After a Break in the Sequence: Moses and the Messiah in Early and Modern Shi`i Literature

The image of pre-Islamic prophets in the corpus of Twelver Shi`i messianic literature has to date received little scholarly attention. This paper will be the first attempt to examine the changing conceptions of Moses, the prophet mentioned more than any other in the Qur’an, as encountered in Shi`i classical and contemporary works written to prove the occultation (ghayba) of the Shi`i messiah known as the Qa’im or hidden Imam. Events in the life of Moses as recounted in the Qur'an come to represent a template for the life of the Qa'im in Shi`i hadiths.
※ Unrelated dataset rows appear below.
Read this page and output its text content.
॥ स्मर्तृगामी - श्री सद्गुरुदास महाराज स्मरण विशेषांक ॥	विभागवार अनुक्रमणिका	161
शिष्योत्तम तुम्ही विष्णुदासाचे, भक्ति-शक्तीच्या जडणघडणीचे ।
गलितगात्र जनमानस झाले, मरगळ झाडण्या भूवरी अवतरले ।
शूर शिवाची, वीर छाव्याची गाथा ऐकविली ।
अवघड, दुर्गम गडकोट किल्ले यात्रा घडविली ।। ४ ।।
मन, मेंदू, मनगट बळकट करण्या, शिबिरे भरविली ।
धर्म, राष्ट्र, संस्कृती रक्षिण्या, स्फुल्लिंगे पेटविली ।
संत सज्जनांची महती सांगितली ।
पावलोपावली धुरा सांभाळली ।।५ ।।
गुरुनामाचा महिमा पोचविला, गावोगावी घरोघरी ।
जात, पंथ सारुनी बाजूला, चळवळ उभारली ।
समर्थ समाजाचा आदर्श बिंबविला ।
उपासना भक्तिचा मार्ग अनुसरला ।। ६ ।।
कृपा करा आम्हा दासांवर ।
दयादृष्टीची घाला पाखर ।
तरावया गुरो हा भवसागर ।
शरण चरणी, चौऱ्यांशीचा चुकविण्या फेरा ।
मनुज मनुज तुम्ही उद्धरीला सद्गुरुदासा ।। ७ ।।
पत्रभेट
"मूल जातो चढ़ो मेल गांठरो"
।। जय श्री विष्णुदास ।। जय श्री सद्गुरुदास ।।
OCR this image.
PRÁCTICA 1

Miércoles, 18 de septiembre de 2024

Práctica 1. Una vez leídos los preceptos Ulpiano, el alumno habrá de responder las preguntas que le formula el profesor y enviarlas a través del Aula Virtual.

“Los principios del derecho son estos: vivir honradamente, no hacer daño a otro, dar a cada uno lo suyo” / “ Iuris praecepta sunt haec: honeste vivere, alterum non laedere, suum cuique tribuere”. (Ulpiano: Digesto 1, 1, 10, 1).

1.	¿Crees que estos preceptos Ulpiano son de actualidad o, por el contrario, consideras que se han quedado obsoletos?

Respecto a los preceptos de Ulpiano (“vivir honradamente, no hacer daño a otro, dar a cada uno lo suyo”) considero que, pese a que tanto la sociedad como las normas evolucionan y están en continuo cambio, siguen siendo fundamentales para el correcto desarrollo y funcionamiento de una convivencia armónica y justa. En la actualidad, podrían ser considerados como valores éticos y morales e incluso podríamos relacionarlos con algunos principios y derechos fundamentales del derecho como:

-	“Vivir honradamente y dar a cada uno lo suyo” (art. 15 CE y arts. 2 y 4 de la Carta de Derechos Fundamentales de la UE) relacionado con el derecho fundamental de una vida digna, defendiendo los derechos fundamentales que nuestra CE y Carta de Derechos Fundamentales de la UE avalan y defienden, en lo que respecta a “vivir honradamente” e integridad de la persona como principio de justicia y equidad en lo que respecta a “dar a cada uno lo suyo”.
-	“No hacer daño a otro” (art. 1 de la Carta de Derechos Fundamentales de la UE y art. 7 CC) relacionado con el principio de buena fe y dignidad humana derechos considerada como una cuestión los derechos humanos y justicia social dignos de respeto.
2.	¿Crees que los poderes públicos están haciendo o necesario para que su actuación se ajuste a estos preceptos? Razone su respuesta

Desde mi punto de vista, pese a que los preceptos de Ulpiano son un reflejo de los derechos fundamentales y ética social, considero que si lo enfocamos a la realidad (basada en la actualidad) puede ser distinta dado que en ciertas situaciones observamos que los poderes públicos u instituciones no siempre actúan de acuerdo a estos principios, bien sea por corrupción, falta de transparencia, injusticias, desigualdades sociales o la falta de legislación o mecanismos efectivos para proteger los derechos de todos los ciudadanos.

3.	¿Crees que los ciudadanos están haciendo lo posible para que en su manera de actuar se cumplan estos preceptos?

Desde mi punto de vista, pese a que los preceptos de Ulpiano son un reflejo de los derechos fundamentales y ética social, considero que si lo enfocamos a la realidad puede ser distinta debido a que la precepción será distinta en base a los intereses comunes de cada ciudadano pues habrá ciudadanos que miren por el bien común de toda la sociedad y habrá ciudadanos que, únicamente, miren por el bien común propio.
One particularly important and lengthy hadith casts Moses's role as the messianic deliverer of the Israelites as a typological prefiguration of the mission of the Qa'im, defining occultation as the interregnum between two prophets (in this case, Joseph and Moses) when the earth is bereft of a prophet or messenger. This hadith bares striking similarity to a set of controversial Traditions recorded by early Shi`i scholars stipulating that the Qa’im will only rise after an interval or break in the series of Imams (`ala fatra min al-a’imma), i.e., after a period of time when there are no Imams, just as the Prophet Muhammad appeared after a break in the sequence of Messengers. After presenting these hadiths, this paper will focus on attempts by Shi`i scholars and Qur'an commentators to negotiate such Traditions. As we will see, although such Traditions are found in early Shi`i works, they are either passed over in silence or at times blatantly distorted by some contemporary works, including Persian translations.